An analysis of the activities of the west wind in the poem Ode to the West Wind by P.B.Shelley

P.B.Shelley’s celebrated Ode to the West Wind is an invocation to the spirit of the wild and uncontrollable west wind. He extols this spirit of the west wind in its two-fold capacity as a destroyer and preserver. The poet celebrates here the uncontrollable power of the west wind. He describes its activities on the land, in the sky, and on the sea, vividly and vigorously.

The opening stanza gives a graphic account of the activities of the west wind on the land. The wild wind shakes, sheds and carries away dead leaves, ‘yellow and black and pale and hectic red’. These leaves look like the pestilence stricken multitude. The wind also carries and collects the seeds within their dark wintry beds. When spring comes, these seeds give birth to a new world of nature. Earth becomes lively and beautiful with new colours and odors.

The second stanza describes the activities of the wind in the sky. The poet draws the picture of the sky at the approach of the storm. The wind carries away loose clouds and scatters them all over the sky. Deep, dark clouds cover the whole sky. They seem to hang like the dry, bright, dishevelled hair of the Maenad, the women-worshippers of the Greek wine-god Bacchus. The wind brings out of the sky lightning and hail storm and torrential rain.

The third stanza contains the activities of the west wind on the sea. The beginning of this stanza shows how the west wind stirs slightly the calm surface of.the blue Mediterranean. The stanza concludes with the picture of the horror caused by the wind on the Atlantic Ocean. The surface of the Atlantic is terribly affected by the mighty current of the wind. Even the submerged vegetation is destroyed by the powerful rush of the wind over the surface of the ocean.

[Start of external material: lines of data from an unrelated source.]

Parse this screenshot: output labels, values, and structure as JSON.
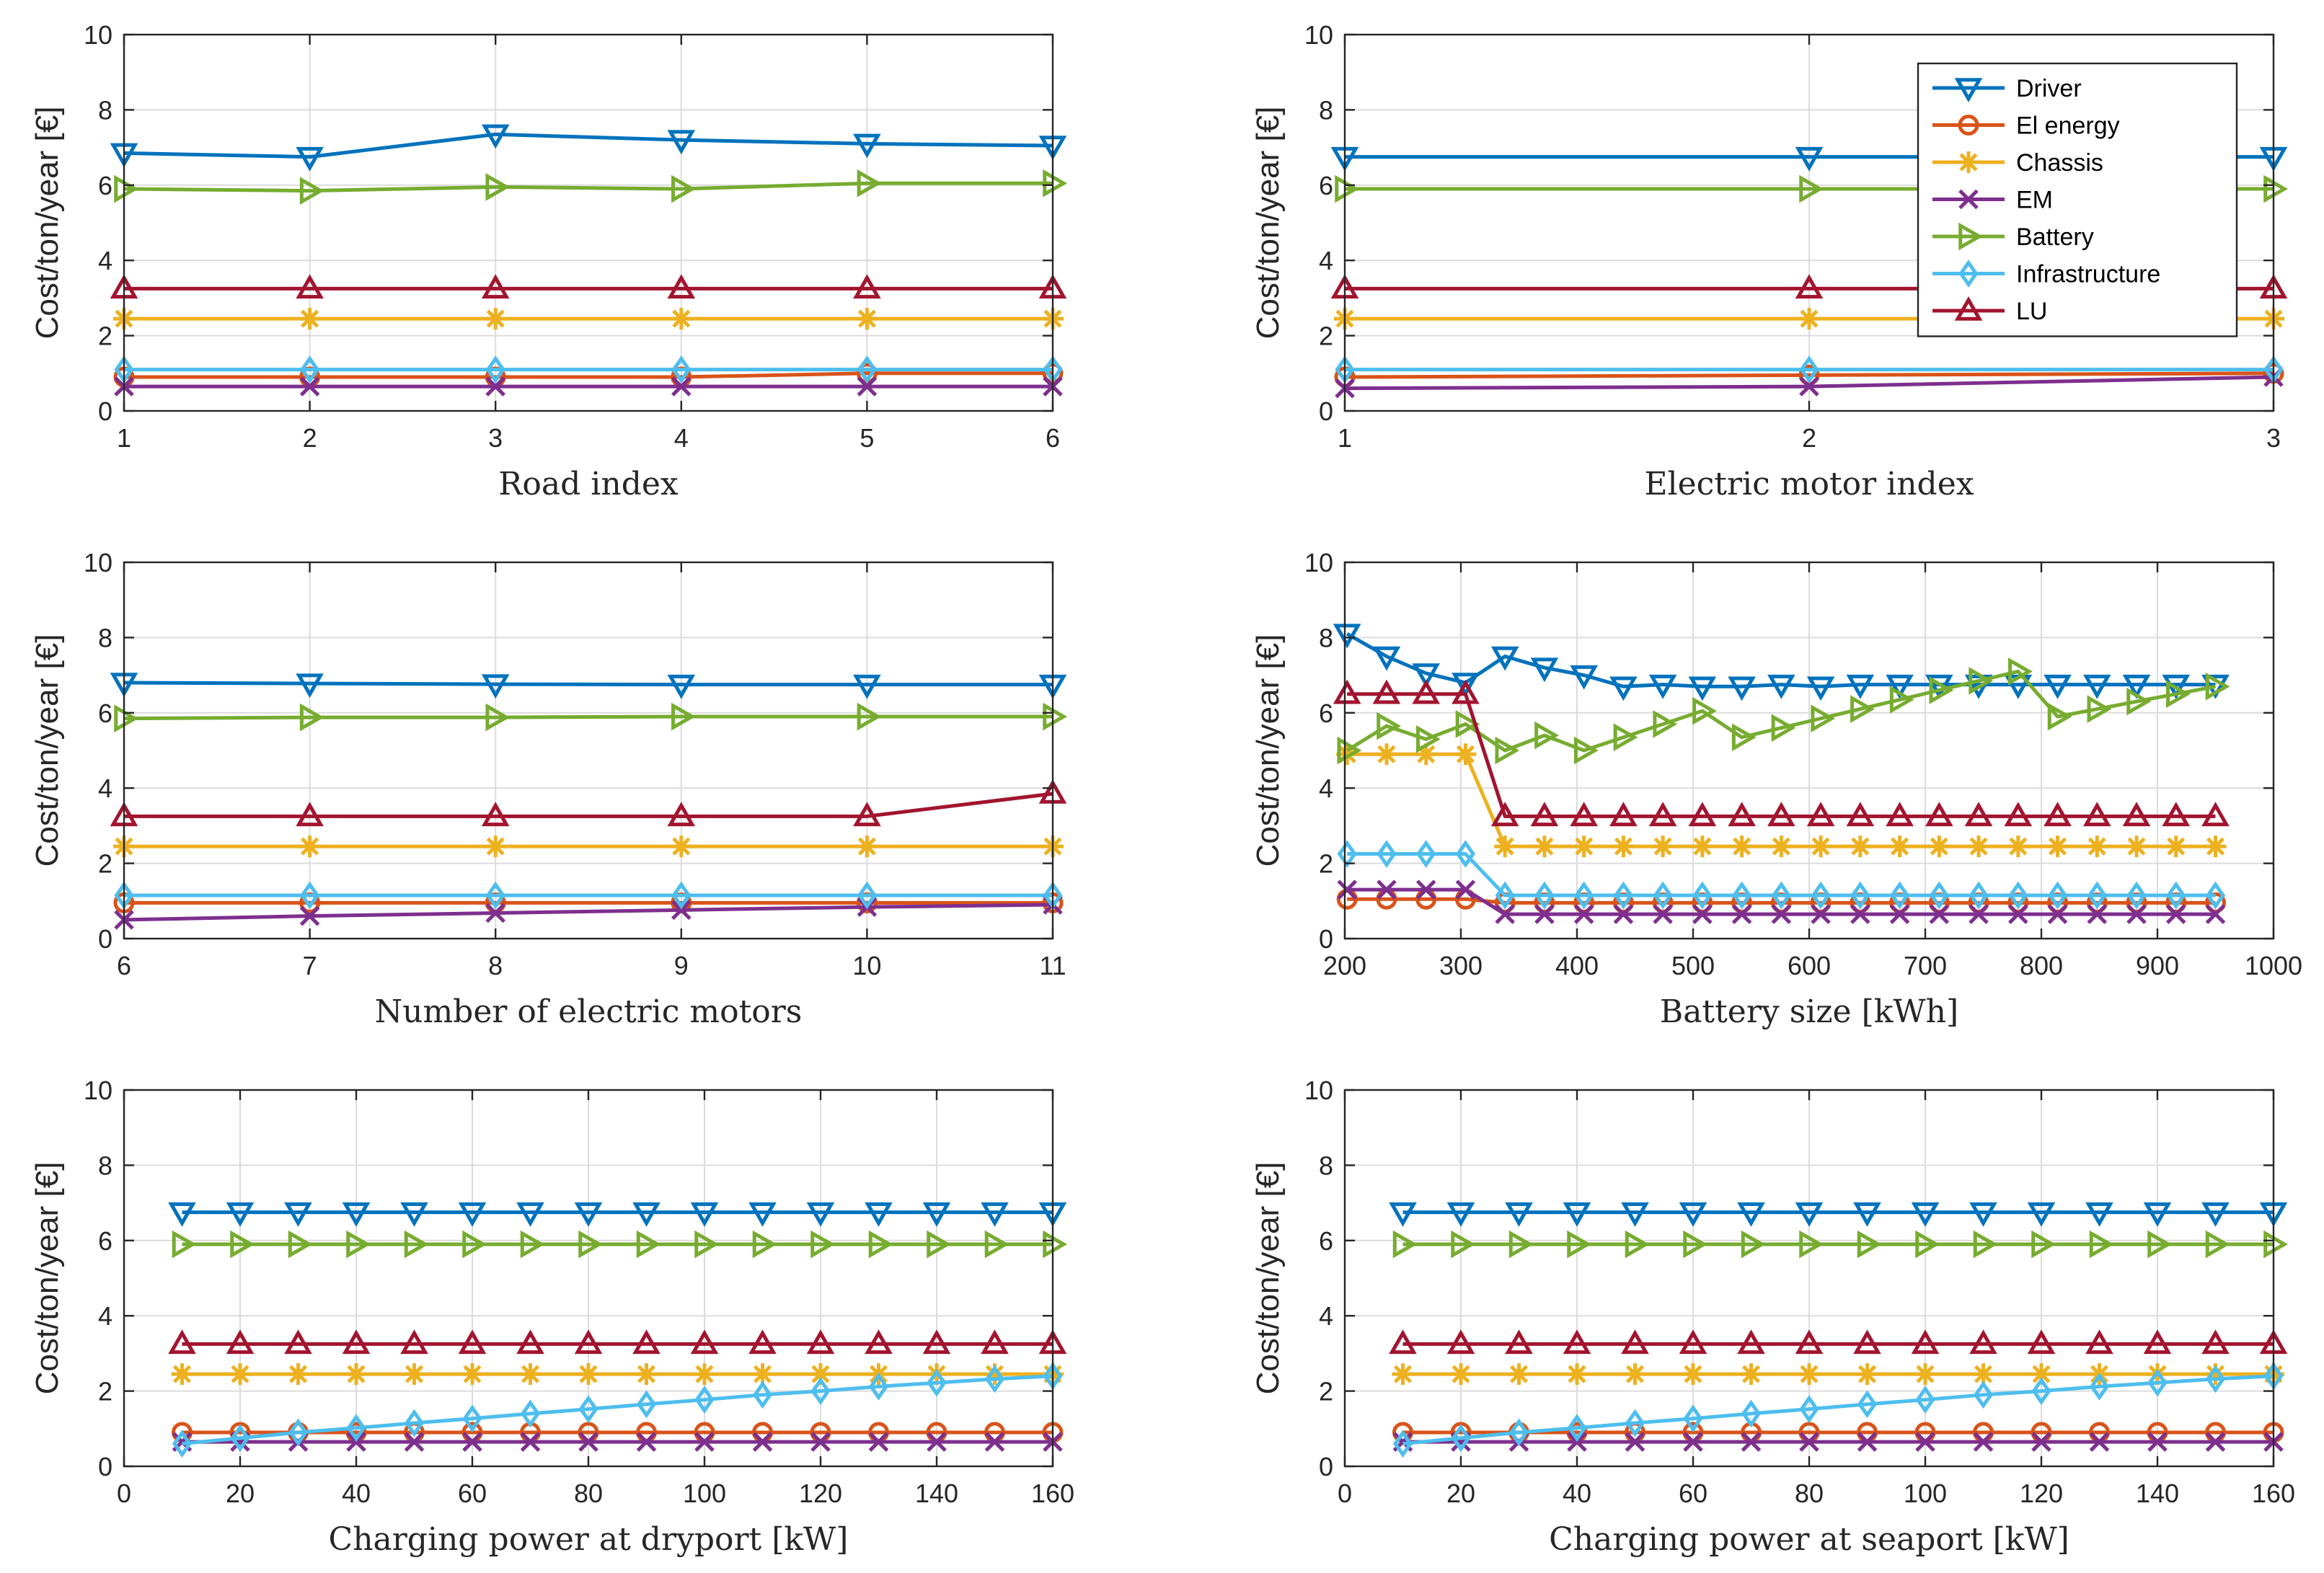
{
  "colors": {
    "Driver": "#0072BD",
    "El energy": "#D95319",
    "Chassis": "#EDB120",
    "EM": "#7E2F8E",
    "Battery": "#77AC30",
    "Infrastructure": "#4DBEEE",
    "LU": "#A2142F"
  },
  "markers": {
    "Driver": "triangle-down",
    "El energy": "circle",
    "Chassis": "asterisk",
    "EM": "x-cross",
    "Battery": "triangle-right",
    "Infrastructure": "diamond",
    "LU": "triangle-up"
  },
  "legend": {
    "placement": "top-right of panel 2",
    "entries": [
      "Driver",
      "El energy",
      "Chassis",
      "EM",
      "Battery",
      "Infrastructure",
      "LU"
    ]
  },
  "chart_data": [
    {
      "type": "line",
      "xlabel": "Road index",
      "ylabel": "Cost/ton/year [€]",
      "xlim": [
        1,
        6
      ],
      "ylim": [
        0,
        10
      ],
      "xticks": [
        1,
        2,
        3,
        4,
        5,
        6
      ],
      "yticks": [
        0,
        2,
        4,
        6,
        8,
        10
      ],
      "x": [
        1,
        2,
        3,
        4,
        5,
        6
      ],
      "series": [
        {
          "name": "Driver",
          "values": [
            6.85,
            6.75,
            7.35,
            7.2,
            7.1,
            7.05
          ]
        },
        {
          "name": "El energy",
          "values": [
            0.9,
            0.9,
            0.9,
            0.9,
            1.0,
            1.0
          ]
        },
        {
          "name": "Chassis",
          "values": [
            2.45,
            2.45,
            2.45,
            2.45,
            2.45,
            2.45
          ]
        },
        {
          "name": "EM",
          "values": [
            0.65,
            0.65,
            0.65,
            0.65,
            0.65,
            0.65
          ]
        },
        {
          "name": "Battery",
          "values": [
            5.9,
            5.85,
            5.95,
            5.9,
            6.05,
            6.05
          ]
        },
        {
          "name": "Infrastructure",
          "values": [
            1.1,
            1.1,
            1.1,
            1.1,
            1.1,
            1.1
          ]
        },
        {
          "name": "LU",
          "values": [
            3.25,
            3.25,
            3.25,
            3.25,
            3.25,
            3.25
          ]
        }
      ]
    },
    {
      "type": "line",
      "xlabel": "Electric motor index",
      "ylabel": "Cost/ton/year [€]",
      "xlim": [
        1,
        3
      ],
      "ylim": [
        0,
        10
      ],
      "xticks": [
        1,
        2,
        3
      ],
      "yticks": [
        0,
        2,
        4,
        6,
        8,
        10
      ],
      "x": [
        1,
        2,
        3
      ],
      "legend": true,
      "series": [
        {
          "name": "Driver",
          "values": [
            6.75,
            6.75,
            6.75
          ]
        },
        {
          "name": "El energy",
          "values": [
            0.9,
            0.95,
            1.0
          ]
        },
        {
          "name": "Chassis",
          "values": [
            2.45,
            2.45,
            2.45
          ]
        },
        {
          "name": "EM",
          "values": [
            0.6,
            0.65,
            0.9
          ]
        },
        {
          "name": "Battery",
          "values": [
            5.9,
            5.9,
            5.9
          ]
        },
        {
          "name": "Infrastructure",
          "values": [
            1.1,
            1.1,
            1.1
          ]
        },
        {
          "name": "LU",
          "values": [
            3.25,
            3.25,
            3.25
          ]
        }
      ]
    },
    {
      "type": "line",
      "xlabel": "Number of electric motors",
      "ylabel": "Cost/ton/year [€]",
      "xlim": [
        6,
        11
      ],
      "ylim": [
        0,
        10
      ],
      "xticks": [
        6,
        7,
        8,
        9,
        10,
        11
      ],
      "yticks": [
        0,
        2,
        4,
        6,
        8,
        10
      ],
      "x": [
        6,
        7,
        8,
        9,
        10,
        11
      ],
      "series": [
        {
          "name": "Driver",
          "values": [
            6.8,
            6.78,
            6.76,
            6.75,
            6.75,
            6.75
          ]
        },
        {
          "name": "El energy",
          "values": [
            0.95,
            0.95,
            0.95,
            0.95,
            0.95,
            0.95
          ]
        },
        {
          "name": "Chassis",
          "values": [
            2.45,
            2.45,
            2.45,
            2.45,
            2.45,
            2.45
          ]
        },
        {
          "name": "EM",
          "values": [
            0.5,
            0.6,
            0.68,
            0.76,
            0.84,
            0.9
          ]
        },
        {
          "name": "Battery",
          "values": [
            5.85,
            5.88,
            5.88,
            5.9,
            5.9,
            5.9
          ]
        },
        {
          "name": "Infrastructure",
          "values": [
            1.15,
            1.15,
            1.15,
            1.15,
            1.15,
            1.15
          ]
        },
        {
          "name": "LU",
          "values": [
            3.25,
            3.25,
            3.25,
            3.25,
            3.25,
            3.85
          ]
        }
      ]
    },
    {
      "type": "line",
      "xlabel": "Battery size [kWh]",
      "ylabel": "Cost/ton/year [€]",
      "xlim": [
        200,
        1000
      ],
      "ylim": [
        0,
        10
      ],
      "xticks": [
        200,
        300,
        400,
        500,
        600,
        700,
        800,
        900,
        1000
      ],
      "yticks": [
        0,
        2,
        4,
        6,
        8,
        10
      ],
      "x": [
        202,
        236,
        270,
        304,
        338,
        372,
        406,
        440,
        474,
        508,
        542,
        576,
        610,
        644,
        678,
        712,
        746,
        780,
        814,
        848,
        882,
        916,
        950
      ],
      "series": [
        {
          "name": "Driver",
          "values": [
            8.1,
            7.5,
            7.05,
            6.8,
            7.5,
            7.2,
            7.0,
            6.7,
            6.75,
            6.7,
            6.7,
            6.75,
            6.7,
            6.75,
            6.75,
            6.75,
            6.75,
            6.75,
            6.75,
            6.75,
            6.75,
            6.75,
            6.75
          ]
        },
        {
          "name": "El energy",
          "values": [
            1.05,
            1.05,
            1.05,
            1.05,
            0.95,
            0.95,
            0.95,
            0.95,
            0.95,
            0.95,
            0.95,
            0.95,
            0.95,
            0.95,
            0.95,
            0.95,
            0.95,
            0.95,
            0.95,
            0.95,
            0.95,
            0.95,
            0.95
          ]
        },
        {
          "name": "Chassis",
          "values": [
            4.9,
            4.9,
            4.9,
            4.9,
            2.45,
            2.45,
            2.45,
            2.45,
            2.45,
            2.45,
            2.45,
            2.45,
            2.45,
            2.45,
            2.45,
            2.45,
            2.45,
            2.45,
            2.45,
            2.45,
            2.45,
            2.45,
            2.45
          ]
        },
        {
          "name": "EM",
          "values": [
            1.3,
            1.3,
            1.3,
            1.3,
            0.65,
            0.65,
            0.65,
            0.65,
            0.65,
            0.65,
            0.65,
            0.65,
            0.65,
            0.65,
            0.65,
            0.65,
            0.65,
            0.65,
            0.65,
            0.65,
            0.65,
            0.65,
            0.65
          ]
        },
        {
          "name": "Battery",
          "values": [
            5.0,
            5.65,
            5.3,
            5.7,
            5.0,
            5.4,
            5.0,
            5.35,
            5.7,
            6.05,
            5.35,
            5.6,
            5.85,
            6.1,
            6.35,
            6.6,
            6.85,
            7.1,
            5.9,
            6.1,
            6.3,
            6.5,
            6.7
          ]
        },
        {
          "name": "Infrastructure",
          "values": [
            2.25,
            2.25,
            2.25,
            2.25,
            1.15,
            1.15,
            1.15,
            1.15,
            1.15,
            1.15,
            1.15,
            1.15,
            1.15,
            1.15,
            1.15,
            1.15,
            1.15,
            1.15,
            1.15,
            1.15,
            1.15,
            1.15,
            1.15
          ]
        },
        {
          "name": "LU",
          "values": [
            6.5,
            6.5,
            6.5,
            6.5,
            3.25,
            3.25,
            3.25,
            3.25,
            3.25,
            3.25,
            3.25,
            3.25,
            3.25,
            3.25,
            3.25,
            3.25,
            3.25,
            3.25,
            3.25,
            3.25,
            3.25,
            3.25,
            3.25
          ]
        }
      ]
    },
    {
      "type": "line",
      "xlabel": "Charging power at dryport [kW]",
      "ylabel": "Cost/ton/year [€]",
      "xlim": [
        0,
        160
      ],
      "ylim": [
        0,
        10
      ],
      "xticks": [
        0,
        20,
        40,
        60,
        80,
        100,
        120,
        140,
        160
      ],
      "yticks": [
        0,
        2,
        4,
        6,
        8,
        10
      ],
      "x": [
        10,
        20,
        30,
        40,
        50,
        60,
        70,
        80,
        90,
        100,
        110,
        120,
        130,
        140,
        150,
        160
      ],
      "series": [
        {
          "name": "Driver",
          "values": [
            6.75,
            6.75,
            6.75,
            6.75,
            6.75,
            6.75,
            6.75,
            6.75,
            6.75,
            6.75,
            6.75,
            6.75,
            6.75,
            6.75,
            6.75,
            6.75
          ]
        },
        {
          "name": "El energy",
          "values": [
            0.9,
            0.9,
            0.9,
            0.9,
            0.9,
            0.9,
            0.9,
            0.9,
            0.9,
            0.9,
            0.9,
            0.9,
            0.9,
            0.9,
            0.9,
            0.9
          ]
        },
        {
          "name": "Chassis",
          "values": [
            2.45,
            2.45,
            2.45,
            2.45,
            2.45,
            2.45,
            2.45,
            2.45,
            2.45,
            2.45,
            2.45,
            2.45,
            2.45,
            2.45,
            2.45,
            2.45
          ]
        },
        {
          "name": "EM",
          "values": [
            0.65,
            0.65,
            0.65,
            0.65,
            0.65,
            0.65,
            0.65,
            0.65,
            0.65,
            0.65,
            0.65,
            0.65,
            0.65,
            0.65,
            0.65,
            0.65
          ]
        },
        {
          "name": "Battery",
          "values": [
            5.9,
            5.9,
            5.9,
            5.9,
            5.9,
            5.9,
            5.9,
            5.9,
            5.9,
            5.9,
            5.9,
            5.9,
            5.9,
            5.9,
            5.9,
            5.9
          ]
        },
        {
          "name": "Infrastructure",
          "values": [
            0.6,
            0.75,
            0.9,
            1.02,
            1.15,
            1.27,
            1.4,
            1.52,
            1.65,
            1.77,
            1.9,
            2.0,
            2.12,
            2.22,
            2.32,
            2.4
          ]
        },
        {
          "name": "LU",
          "values": [
            3.25,
            3.25,
            3.25,
            3.25,
            3.25,
            3.25,
            3.25,
            3.25,
            3.25,
            3.25,
            3.25,
            3.25,
            3.25,
            3.25,
            3.25,
            3.25
          ]
        }
      ]
    },
    {
      "type": "line",
      "xlabel": "Charging power at seaport [kW]",
      "ylabel": "Cost/ton/year [€]",
      "xlim": [
        0,
        160
      ],
      "ylim": [
        0,
        10
      ],
      "xticks": [
        0,
        20,
        40,
        60,
        80,
        100,
        120,
        140,
        160
      ],
      "yticks": [
        0,
        2,
        4,
        6,
        8,
        10
      ],
      "x": [
        10,
        20,
        30,
        40,
        50,
        60,
        70,
        80,
        90,
        100,
        110,
        120,
        130,
        140,
        150,
        160
      ],
      "series": [
        {
          "name": "Driver",
          "values": [
            6.75,
            6.75,
            6.75,
            6.75,
            6.75,
            6.75,
            6.75,
            6.75,
            6.75,
            6.75,
            6.75,
            6.75,
            6.75,
            6.75,
            6.75,
            6.75
          ]
        },
        {
          "name": "El energy",
          "values": [
            0.9,
            0.9,
            0.9,
            0.9,
            0.9,
            0.9,
            0.9,
            0.9,
            0.9,
            0.9,
            0.9,
            0.9,
            0.9,
            0.9,
            0.9,
            0.9
          ]
        },
        {
          "name": "Chassis",
          "values": [
            2.45,
            2.45,
            2.45,
            2.45,
            2.45,
            2.45,
            2.45,
            2.45,
            2.45,
            2.45,
            2.45,
            2.45,
            2.45,
            2.45,
            2.45,
            2.45
          ]
        },
        {
          "name": "EM",
          "values": [
            0.65,
            0.65,
            0.65,
            0.65,
            0.65,
            0.65,
            0.65,
            0.65,
            0.65,
            0.65,
            0.65,
            0.65,
            0.65,
            0.65,
            0.65,
            0.65
          ]
        },
        {
          "name": "Battery",
          "values": [
            5.9,
            5.9,
            5.9,
            5.9,
            5.9,
            5.9,
            5.9,
            5.9,
            5.9,
            5.9,
            5.9,
            5.9,
            5.9,
            5.9,
            5.9,
            5.9
          ]
        },
        {
          "name": "Infrastructure",
          "values": [
            0.6,
            0.75,
            0.9,
            1.02,
            1.15,
            1.27,
            1.4,
            1.52,
            1.65,
            1.77,
            1.9,
            2.0,
            2.12,
            2.22,
            2.32,
            2.4
          ]
        },
        {
          "name": "LU",
          "values": [
            3.25,
            3.25,
            3.25,
            3.25,
            3.25,
            3.25,
            3.25,
            3.25,
            3.25,
            3.25,
            3.25,
            3.25,
            3.25,
            3.25,
            3.25,
            3.25
          ]
        }
      ]
    }
  ]
}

Of course, in the concluding stanza, the poet prefers his appeal to the west wind. He gives out his vision of the millennium. He finds his kinship with the wind. But he is kept suppressed by the. oppressive circumstances of his life. He appeals to the wind to inspirit him with its energy. He will then sing the song of joy and hope to humanity. He knows well that, after the end of the dark present, a bright future is sure to come. After all, if winter comes, spring cannot remain far behind. The wind is here a force of inspiration.